Why Am I Here?
Hello,
I came across this site recently. Not sure why I but started looking into online chatting sites.
I'm going through something at the moment and not really sure what that something is; but I'm here which means there's something I can learn from someone, anyone and hopefully they can from me as well.
I don't really know exactly where I fit in, since I'm unable to "categorize" myself.
I'm not really looking for a "listener" or to be a real "listener". Not really sure I'm ready to put anymore weight of others on my shoulders since it's all I do in real life.
Is there anyone else on here, just floating around? Wanting to just talk about anything and everything? Just to be able to share anything that your heart desires without the immediate need of "help" seeing that we may not know what help we need or whether we need help at all but rather just to be able to speak freely, share your truths within, find out who we actually are as people/who we'd like to be. To just be?

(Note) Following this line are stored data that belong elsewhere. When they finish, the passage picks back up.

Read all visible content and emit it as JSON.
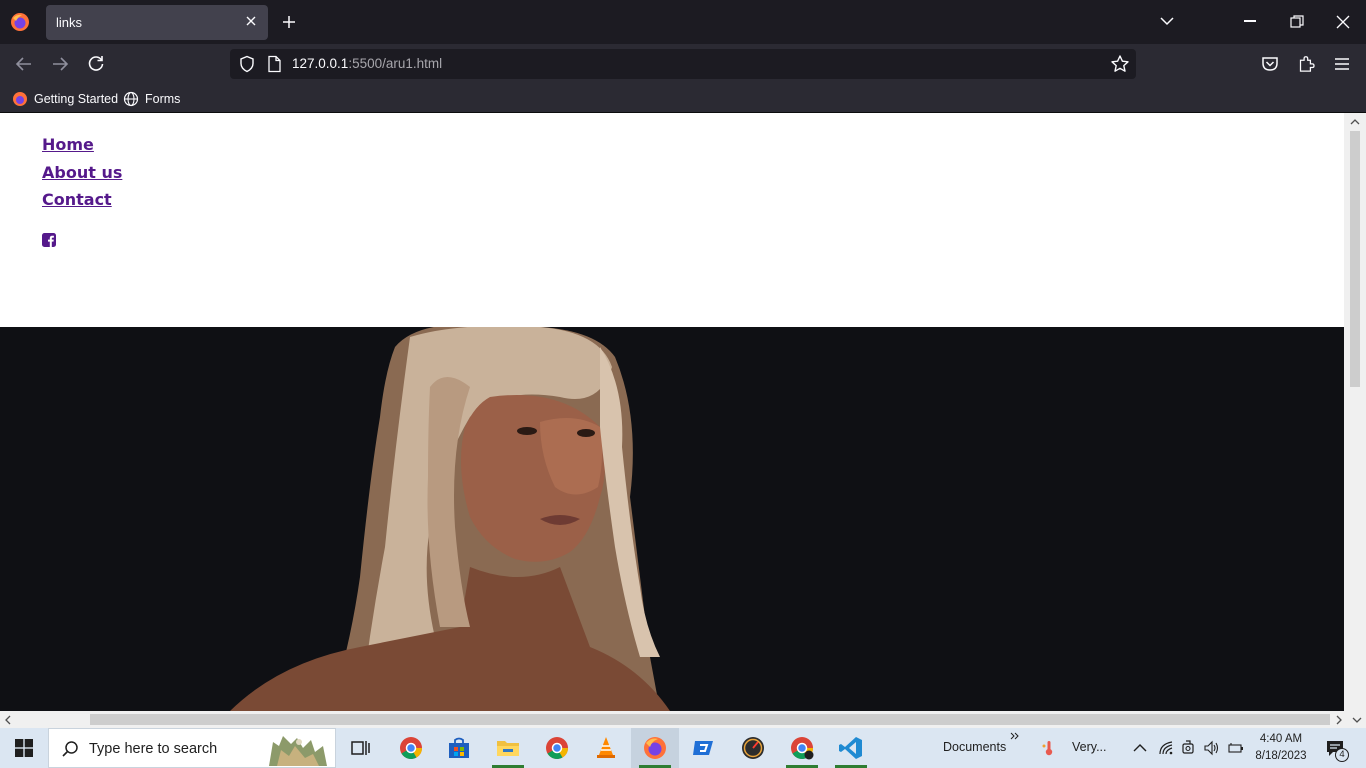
{
  "browser": {
    "tab_title": "links",
    "url_host": "127.0.0.1",
    "url_rest": ":5500/aru1.html",
    "bookmarks": [
      {
        "label": "Getting Started"
      },
      {
        "label": "Forms"
      }
    ]
  },
  "page": {
    "nav_links": [
      "Home",
      "About us",
      "Contact"
    ],
    "social_icon": "facebook-square-icon",
    "link_color": "#55198b"
  },
  "taskbar": {
    "search_placeholder": "Type here to search",
    "documents_label": "Documents",
    "weather_label": "Very...",
    "time": "4:40 AM",
    "date": "8/18/2023",
    "notification_count": "4"
  }
}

Am I alone in feeling this way? Anyone out there?
Heya! Just wanted to drop in and welcome you to the site. It's alright to not know exactly what you need help with or to even focus on trying to figure out what you need help with and how to get it.
Take your time to explore our community and yourself and what you relate to the most! There are lots of group support chatrooms on 7cups that you can access here and socialise with other members or talk about how you're feeling too!
@BarelyWithTheNakedEye
Hello--I can relate to what you're describing with just wanting to be able to share lots of stuff and sift through thoughts in an open-ended way--without necessarily defining yourself as a person in need of help or committing to any specific direction/destination for those thoughts. I've subscribed to this thread if you decide to share thoughts in this space.
With every day that passes, and not knowing why I don't feel okay.. right now especially is just making me feel 100 times worse.
There seems to be just way too many things constantly going on in my head and it just won't stop.
It's all just becoming scrambled in there. I think I've carried the weight of the world for far too long. I've taken on more than I thought I could.
And now..
Now I think I'm slowly caving in....
@BarelyWithTheNakedEye
I'm sorry things are so scrambled. Is that related to empathy--like the things going on in your head are stuff from the outside world that you've absorbed and taken on, and it's really hard to sift through so many feelings, both yours and other people's?
So.. update. I've recently actually come to a realization of what's been bringing me down. It was a light bulb moment.
Being empathic is a good quality and all, but since I've always been empathetic to a point where it became detrimental to myself, I kinda took on way to much for one person to handle. Resulted in me living on the surface for a few years now. Just going through the motion. Never having me time, and most importantly putting everyone else's feelings above my own; and let's say if chose my own thing, while doing what I wanted, I'd be doing it while constantly feeling bad.
So.. now I'm going through the process of dealing with this realization and how I'll actually work on my self care. It's definitely not easy because I have a lot of difficult decisions to make, difficult feelings to overcome etc in order to actually do me.